Sabíamos que no iba a ser fácil
EN un país de la Unión Europea y en el siglo XXI, la situación de paz debería ser una realidad natural y una condición normal. Las penosas circunstancias que durante cinco décadas se han vivido en Euskal Herria desmintieron ese estado lógico de nuestra calidad de enclave europeo, y nadie puede negar que la sociedad vasca ha padecido durante todos estos años una situación anormal de violencia.
Quizá por haberse liberado de la amenaza más directa, desde el 20 de octubre de 2011 esa misma sociedad ha dado por superada la larga etapa del miedo, del sobresalto y de la angustia. La paz ya es una realidad en Euskal Herria, y así lo asume la ciudadanía con alivio, sin mayores inquietudes sobre su confirmación oficial. La sociedad se ha desentendido de los detalles "técnicos" del final del conflicto que, a fin de cuentas, deberán ser resueltos por los políticos. Aquí ya no hay tiros, ni bombas, ni extorsiones, ni amenazas; y ello es suficiente para que la ciudadanía perciba que vive aliviada y en paz.

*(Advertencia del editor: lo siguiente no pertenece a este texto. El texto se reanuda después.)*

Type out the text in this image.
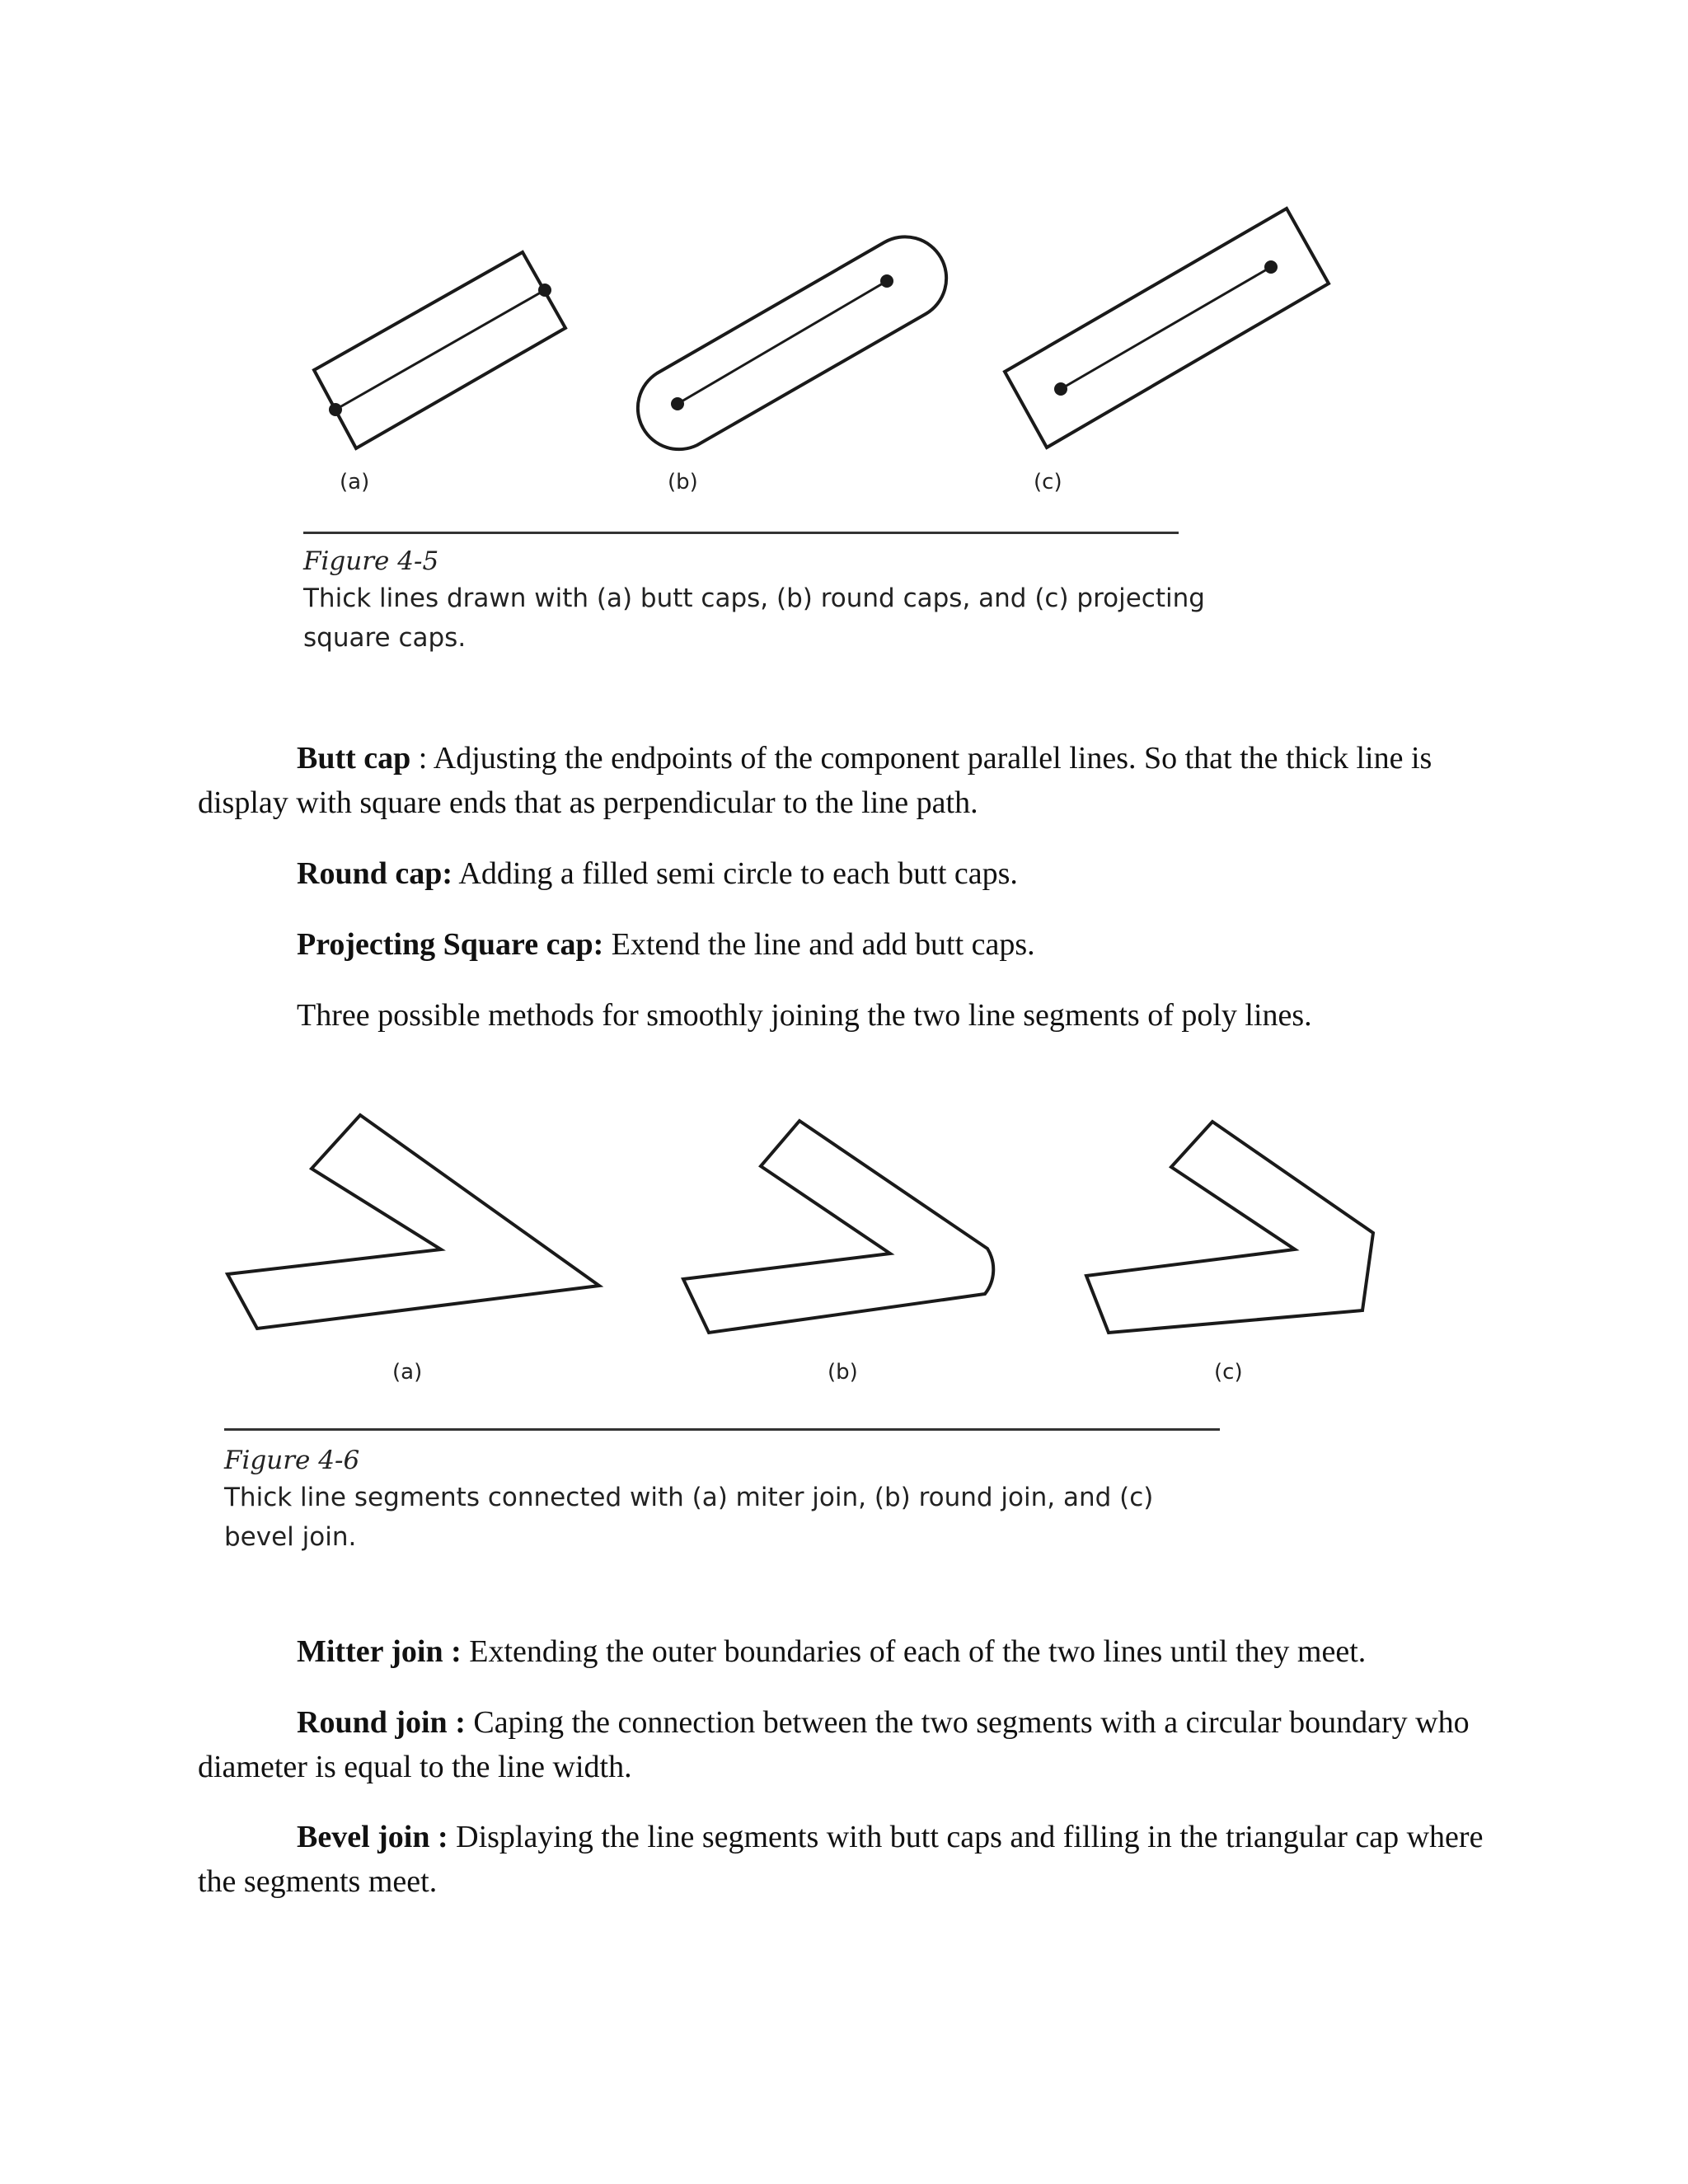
(a)	(b)	(c)
Figure 4-5
Thick lines drawn with (a) butt caps, (b) round caps, and (c) projecting
square caps.

Butt cap : Adjusting the endpoints of the component parallel lines. So that the thick line is display with square ends that as perpendicular to the line path.

Round cap: Adding a filled semi circle to each butt caps.

Projecting Square cap: Extend the line and add butt caps.

Three possible methods for smoothly joining the two line segments of poly lines.

(a)	(b)	(c)
Figure 4-6
Thick line segments connected with (a) miter join, (b) round join, and (c)
bevel join.

Mitter join : Extending the outer boundaries of each of the two lines until they meet.

Round join : Caping the connection between the two segments with a circular boundary who diameter is equal to the line width.

Bevel join : Displaying the line segments with butt caps and filling in the triangular cap where the segments meet.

Pero en el entendimiento entre las partes protagonistas que, en realidad, es el entendimiento entre los políticos, es donde estamos encallados. El cese de la lucha armada por parte de ETA fue unilateral e inesperado por la otra parte, es decir, el Gobierno español, la mayor parte de los partidos, los colectivos de víctimas y los frentes mediáticos, todos ellos tractores de un estado de opinión preparado para la hostilidad. Ha encallado la certificación de la paz, porque ni el Estado está dispuesto a reunirse con ETA y aceptar su desarme y su disolución, ni ETA está dispuesta a desarmarse y disolverse sin ningún rendimiento, siquiera simbólico, por sus cincuenta años de lucha.
No va a ser fácil desencallar este anquilosamiento de la situación y, aunque la percepción de la sociedad es que la paz ya está asentada desde hace dos años, la realidad es que esa paz no acabará de asentarse mientras cada una de las partes no den los pasos necesarios para oficializarla. Por eso, siguen siendo necesarias las iniciativas puestas en marcha desde colectivos como Lokarri, las implicaciones de agentes internacionales, la intermediación del Gobierno vasco y cuantos proyectos se dinamicen en esa dirección hasta lograr la certificación oficial de la paz.
Y si este aspecto de la normalización del país presenta dificultades, más complicado va a ser resolver la otra consecuencia del desastre, el profundo deterioro de la convivencia. El abismo creado entre víctimas y victimarios, las trincheras abiertas entre quienes practicaron y alentaron la violencia y los que la padecieron, nos obligan a reconocer una realidad complicada que solamente con el acercamiento entre las partes podrá ser transitable. Han sido muy profundas las heridas, muy atroces las violaciones de los derechos humanos más elementales, como para que en una sociedad tan pequeña como la vasca no se hayan abierto abismos de convivencia que parecen insalvables. Más aún cuando se siguen alimentando enconos en cada colectivo para mirar sólo por los suyos, sin ningún ánimo de reconciliación.
Es descorazonador comprobar -y solo voy a referirme a hechos recientes- la devastadora secuencia de "acción-reacción" que nos aleja de cualquier esperanza de convivencia. Es una fatalidad que sigamos asistiendo al desencuentro permanente, a la contraprogramación de una Conferencia de Alcaldes para Construir la Paz a la que no asisten unos, mientras al mismo tiempo se celebra un homenaje a las víctimas de ETA al que no asisten otros.
Al parecer, está a punto de conocerse la sentencia del Tribunal Europeo de Derechos Humanos rechazando el recurso del Gobierno español a su anterior sentencia que declaraba ilegal la doctrina Parot. Es posible, por tanto, que antes de fin de año puedan estar en la calle una cincuentena de veteranos y míticos presos de ETA tras casi treinta años de prisión. Unas excarcelaciones que seguirán en goteo continuo en el próximo futuro. Hagamos un esfuerzo de imaginación y nos encontraremos con un rosario de homenajes que enardecerán a los extremos más intransigentes de las dos partes en conflicto. Es difícil aceptar que se crucen en la calle víctimas y victimarios como si aquí no hubiera ocurrido nada.
No es de recibo que Iniciativas puestas en marcha desde las instituciones, los partidos y colectivos diversos que se vienen prodigando, hasta hoy sin demasiado éxito, tropiecen con el escollo al parecer insuperable del inmovilismo, del empecinamiento, de la intransigencia y el interés partidario.
No va a ser fácil, por supuesto, que cada parte haga una lectura crítica de su pasado. No va a ser fácil, pero no queda otra salida, transmitir hasta los dos extremos más distantes y hoy más intransigentes la absoluta necesidad de la empatía para resolver nuestro real problema de convivencia.